Именно эта трудность однозначного бесспорного охвата всей области смеха рамками названного утверждения нанесла наиболее тяжкий урон теории комического. Не помогали даже самые изощренные и расширительные толкования тех мыслителей, которые видели единство всех форм смеха “яснее солнечного света”. Отчасти это и понятно: ведь и самые широкие толкования и определения не смогут убедить сомневающегося, ибо в его распоряжении имеются личные впечатления, воспоминания, примеры, в которых он никакого противостояния смеха злу не усматривает и потому решительно отказывается считать негативное начало источником любого рода комизма.
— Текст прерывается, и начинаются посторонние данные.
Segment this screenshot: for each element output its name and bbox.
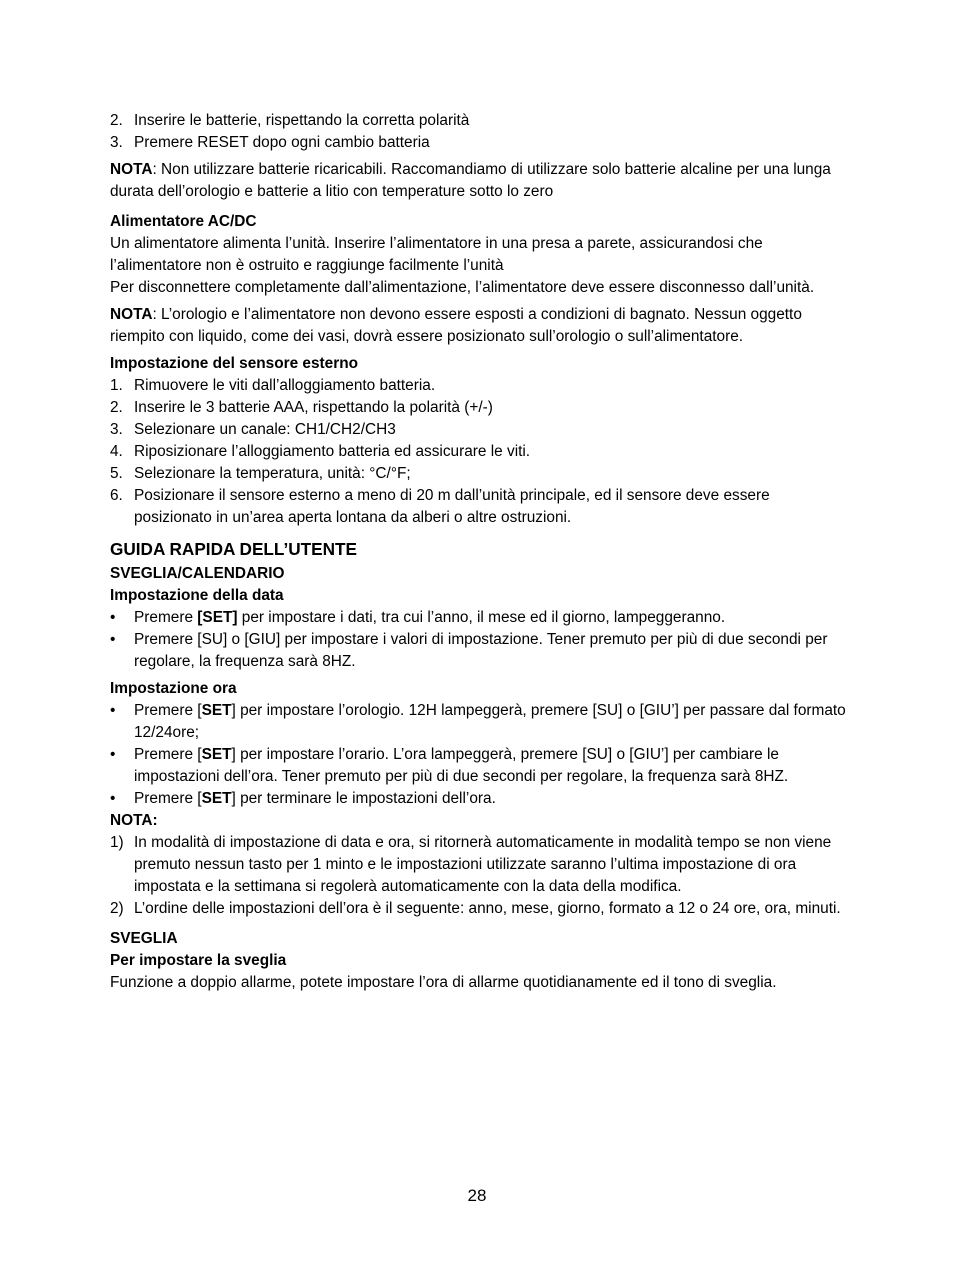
list-item-text: Riposizionare l’alloggiamento batteria ed assicurare le viti. <box>134 443 531 460</box>
date-setting-heading: Impostazione della data <box>110 587 284 604</box>
sensor-heading: Impostazione del sensore esterno <box>110 355 359 372</box>
item-text-pre: Premere [ <box>134 790 202 807</box>
alarm-subheading: Per impostare la sveglia <box>110 952 287 969</box>
list-item-text: Rimuovere le viti dall’alloggiamento batteria. <box>134 377 436 394</box>
list-item <box>110 463 850 485</box>
list-number: 3. <box>110 421 123 438</box>
list-number: 1) <box>110 834 124 851</box>
item-text-pre: Premere [ <box>134 746 202 763</box>
item-text-post: ] per impostare l’orologio. 12H lampeggerà, premere [SU] o [GIU’] per passare dal formato 12/24ore; <box>134 702 846 741</box>
time-setting-heading: Impostazione ora <box>110 680 237 697</box>
alarm-paragraph: Funzione a doppio allarme, potete impostare l’ora di allarme quotidianamente ed il tono di sveglia. <box>110 974 777 991</box>
sensor-steps-list <box>110 375 850 529</box>
note-text: : L’orologio e l’alimentatore non devono essere esposti a condizioni di bagnato. Nessun oggetto riempito con liquido, come dei vasi, dovrà essere posizionato sull’orologio o sull’alimentatore. <box>110 306 802 345</box>
list-item-text: Inserire le batterie, rispettando la corretta polarità <box>134 112 470 129</box>
item-text-post: ] per terminare le impostazioni dell’ora. <box>231 790 496 807</box>
time-setting-list <box>110 700 850 810</box>
adapter-note <box>110 304 850 348</box>
list-item <box>110 485 850 529</box>
item-text-pre: Premere <box>134 609 198 626</box>
bullet: • <box>110 746 116 763</box>
list-item <box>110 397 850 419</box>
note-heading: NOTA: <box>110 812 158 829</box>
bullet: • <box>110 631 116 648</box>
list-item <box>110 788 850 810</box>
note-label: NOTA <box>110 306 153 323</box>
key-label: [SET] <box>197 609 238 626</box>
list-item <box>110 375 850 397</box>
list-item <box>110 700 850 744</box>
key-label: SET <box>201 702 232 719</box>
adapter-paragraph: Un alimentatore alimenta l’unità. Inserire l’alimentatore in una presa a parete, assicurandosi che l’alimentatore non è ostruito e raggiunge facilmente l’unità <box>110 235 763 274</box>
battery-note <box>110 159 850 203</box>
item-text-post: ] per impostare l’orario. L’ora lampeggerà, premere [SU] o [GIU’] per cambiare le impostazioni dell’ora. Tener premuto per più di due secondi per regolare, la frequenza sarà 8HZ. <box>134 746 789 785</box>
note-text: : Non utilizzare batterie ricaricabili. Raccomandiamo di utilizzare solo batterie alcaline per una lunga durata dell’orologio e batterie a litio con temperature sotto lo zero <box>110 161 831 200</box>
list-number: 1. <box>110 377 123 394</box>
bullet: • <box>110 702 116 719</box>
list-number: 5. <box>110 465 123 482</box>
list-item <box>110 419 850 441</box>
list-item <box>110 629 850 673</box>
bullet: • <box>110 790 116 807</box>
list-item <box>110 832 850 898</box>
list-item-text: Selezionare la temperatura, unità: °C/°F; <box>134 465 411 482</box>
list-item <box>110 110 850 132</box>
bullet: • <box>110 609 116 626</box>
list-item <box>110 898 850 920</box>
list-number: 2. <box>110 399 123 416</box>
list-item-text: Selezionare un canale: CH1/CH2/CH3 <box>134 421 396 438</box>
page-number: 28 <box>467 1186 487 1205</box>
alarm-calendar-heading: SVEGLIA/CALENDARIO <box>110 565 285 582</box>
list-item <box>110 744 850 788</box>
list-item <box>110 441 850 463</box>
note-label: NOTA <box>110 161 153 178</box>
date-setting-list <box>110 607 850 673</box>
list-item-text: Inserire le 3 batterie AAA, rispettando la polarità (+/-) <box>134 399 493 416</box>
list-item-text: L’ordine delle impostazioni dell’ora è il seguente: anno, mese, giorno, formato a 12 o 24 ore, ora, minuti. <box>134 900 841 917</box>
list-number: 2. <box>110 112 123 129</box>
item-text-pre: Premere [ <box>134 702 202 719</box>
list-number: 4. <box>110 443 123 460</box>
list-item <box>110 132 850 154</box>
adapter-paragraph: Per disconnettere completamente dall’alimentazione, l’alimentatore deve essere disconnesso dall’unità. <box>110 279 815 296</box>
list-item-text: Posizionare il sensore esterno a meno di 20 m dall’unità principale, ed il sensore deve essere posizionato in un’area aperta lontana da alberi o altre ostruzioni. <box>134 487 770 526</box>
alarm-heading: SVEGLIA <box>110 930 178 947</box>
adapter-heading: Alimentatore AC/DC <box>110 213 257 230</box>
item-text-pre: Premere [SU] o [GIU] per impostare i valori di impostazione. Tener premuto per più di due secondi per regolare, la frequenza sarà 8HZ. <box>134 631 828 670</box>
list-item-text: Premere RESET dopo ogni cambio batteria <box>134 134 430 151</box>
manual-page <box>110 110 850 994</box>
key-label: SET <box>201 746 232 763</box>
item-text-post: per impostare i dati, tra cui l’anno, il mese ed il giorno, lampeggeranno. <box>237 609 726 626</box>
list-item-text: In modalità di impostazione di data e ora, si ritornerà automaticamente in modalità tempo se non viene premuto nessun tasto per 1 minto e le impostazioni utilizzate saranno l’ultima impostazione di ora impostata e la settimana si regolerà automaticamente con la data della modifica. <box>134 834 832 895</box>
list-number: 3. <box>110 134 123 151</box>
key-label: SET <box>201 790 232 807</box>
list-item <box>110 607 850 629</box>
section-title: GUIDA RAPIDA DELL’UTENTE <box>110 539 357 559</box>
list-number: 6. <box>110 487 123 504</box>
list-number: 2) <box>110 900 124 917</box>
note-list <box>110 832 850 920</box>
battery-steps-list <box>110 110 850 154</box>
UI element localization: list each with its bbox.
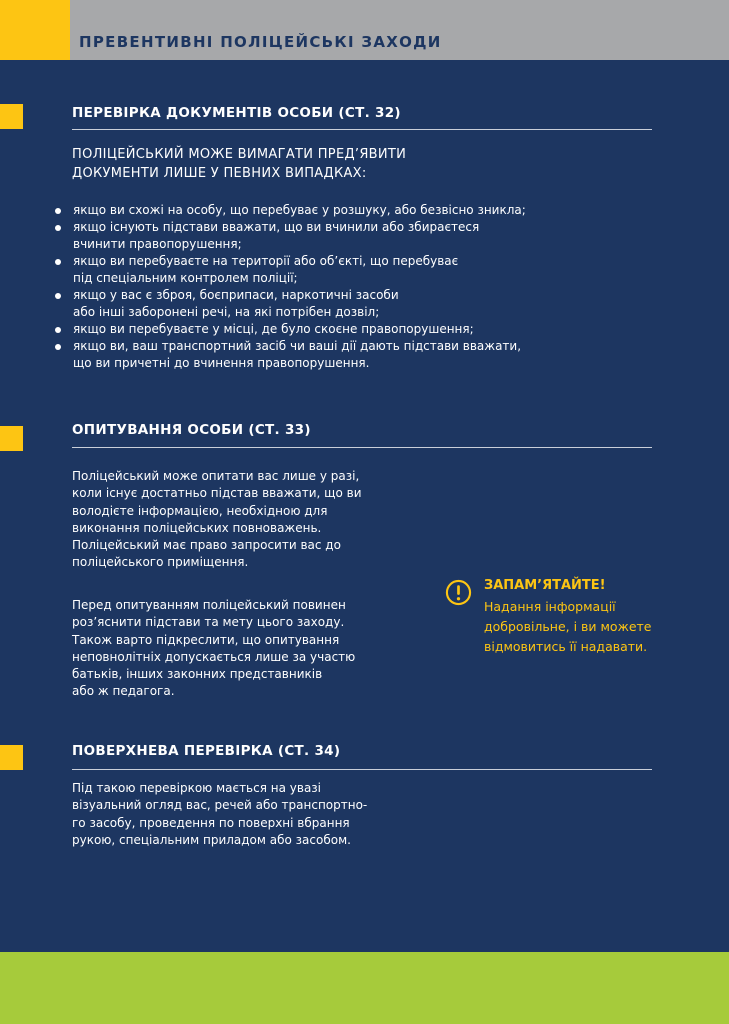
questioning-paragraph-1: Поліцейський може опитати вас лише у разі, коли існує достатньо підстав вважати, що ви володієте інформацією, необхідною для виконання поліцейських повноважень. Поліцейський має право запросити вас до поліцейського приміщення. [72,469,362,570]
bullet-dot [55,259,61,265]
page-title: ПРЕВЕНТИВНІ ПОЛІЦЕЙСЬКІ ЗАХОДИ [79,33,442,51]
section-divider-1 [72,129,652,130]
list-item: якщо ви перебуваєте у місці, де було скоєне правопорушення; [55,321,526,338]
bullet-dot [55,225,61,231]
list-item: якщо існують підстави вважати, що ви вчинили або збираєтеся вчинити правопорушення; [55,219,526,253]
section-divider-2 [72,447,652,448]
intro-line: ДОКУМЕНТИ ЛИШЕ У ПЕВНИХ ВИПАДКАХ: [72,166,367,181]
notice-title: ЗАПАМ’ЯТАЙТЕ! [484,578,606,593]
notice-text: Надання інформації добровільне, і ви можете відмовитись її надавати. [484,599,652,654]
bullet-dot [55,293,61,299]
section-title-surface-check: ПОВЕРХНЕВА ПЕРЕВІРКА (СТ. 34) [72,743,341,759]
surface-check-paragraph: Під такою перевіркою мається на увазі візуальний огляд вас, речей або транспортно- го засобу, проведення по поверхні вбрання рукою, спеціальним приладом або засобом. [72,781,368,847]
footer-bar [0,952,729,1024]
header-accent [0,0,70,60]
section-divider-3 [72,769,652,770]
section-marker-2 [0,426,23,451]
list-item: якщо ви, ваш транспортний засіб чи ваші дії дають підстави вважати, що ви причетні до вчинення правопорушення. [55,338,526,372]
header-bar [0,0,729,60]
bullet-dot [55,208,61,214]
section-title-questioning: ОПИТУВАННЯ ОСОБИ (СТ. 33) [72,422,311,438]
section-title-documents: ПЕРЕВІРКА ДОКУМЕНТІВ ОСОБИ (СТ. 32) [72,105,401,121]
bullet-dot [55,344,61,350]
list-item: якщо ви перебуваєте на території або об’єкті, що перебуває під спеціальним контролем поліції; [55,253,526,287]
section-marker-1 [0,104,23,129]
bullet-dot [55,327,61,333]
section-intro-documents [72,145,406,183]
list-item: якщо ви схожі на особу, що перебуває у розшуку, або безвісно зникла; [55,202,526,219]
intro-line: ПОЛІЦЕЙСЬКИЙ МОЖЕ ВИМАГАТИ ПРЕД’ЯВИТИ [72,147,407,162]
exclamation-circle-icon [445,579,472,606]
questioning-paragraph-2: Перед опитуванням поліцейський повинен роз’яснити підстави та мету цього заходу. Також варто підкреслити, що опитування неповнолітніх допускається лише за участю батьків, інших законних представників або ж педагога. [72,598,356,699]
list-item: якщо у вас є зброя, боєприпаси, наркотичні засоби або інші заборонені речі, на які потрібен дозвіл; [55,287,526,321]
bullet-list-documents [55,202,526,372]
section-marker-3 [0,745,23,770]
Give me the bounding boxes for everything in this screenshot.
Ограниченность взгляда, помноженная на неизбежную узость любого, пусть самого впечатляющего набора объяснительных примеров теоретика, делает скептика неуязвимым, “непробиваемым”. Почти что убежденный в предлагаемом ему объяснении существа дела, он отыскивает в памяти случай, противоречащий, как ему представляется, такому объяснению и … все возвращается на круги своя. Объяснение и определение уже кажется несовершенным, неверным; тайна смеха, словно проворная рыбка, проскальзывает сквозь ячею самых безупречных классификаций и формул. Все нужно начинать заново.

Но все же попытаемся заглянуть за барьеры определений и классификаций с тем, чтобы дать общий контур феномена смеха и внимательно вглядеться в существо чувства, разрешающегося в смехе, в котором все очевидно и все - тайна.

Смех парадоксален. Смех парадоксален потому, что не соответствует предмету, который его вызывает, и в этом, внешне неприметном, несоответствии кроется, может быть, главнейшая особенность смеха. Человеческие эмоции, если, конечно, не брать в расчет патологию и “бытовую” истерию, суть отклики на соответствующие им по своему прагматическому значению предметы. Нечто неприятное закономерно вызывает в нас огорчение и неприязнь. Что-то удивительное влечет за собой удивление, интерес, нечто страшное – испуг, ужас. Иначе говоря, характер вещи, являющийся в ее отношении к нам, ее прагматика обнаруживается в чувстве, которое эта вещь провоцирует.

Могут сказать, что точно так же и нечто смешное вызывает в человеке смех, и потому к только что рассмотренной цепочке соответствий можно добавить еще одно звено, не нарушив при этом общего принципа сочленения. Нельзя, ибо нарушение здесь есть, и, хотя дело идет о смехе, нарушение весьма серьезное. Смех – единственный из всех эмоциональных ответов, который во многом противоречит предмету его породившему. А это означает, что смех, выражающий несомненно приятное, радостное чувство, оказывается при пристальном рассмотрении ответом на событие, в котором человеческий глаз или ухо уловили, помимо всего прочего, нечто достойное осуждения и отрицания.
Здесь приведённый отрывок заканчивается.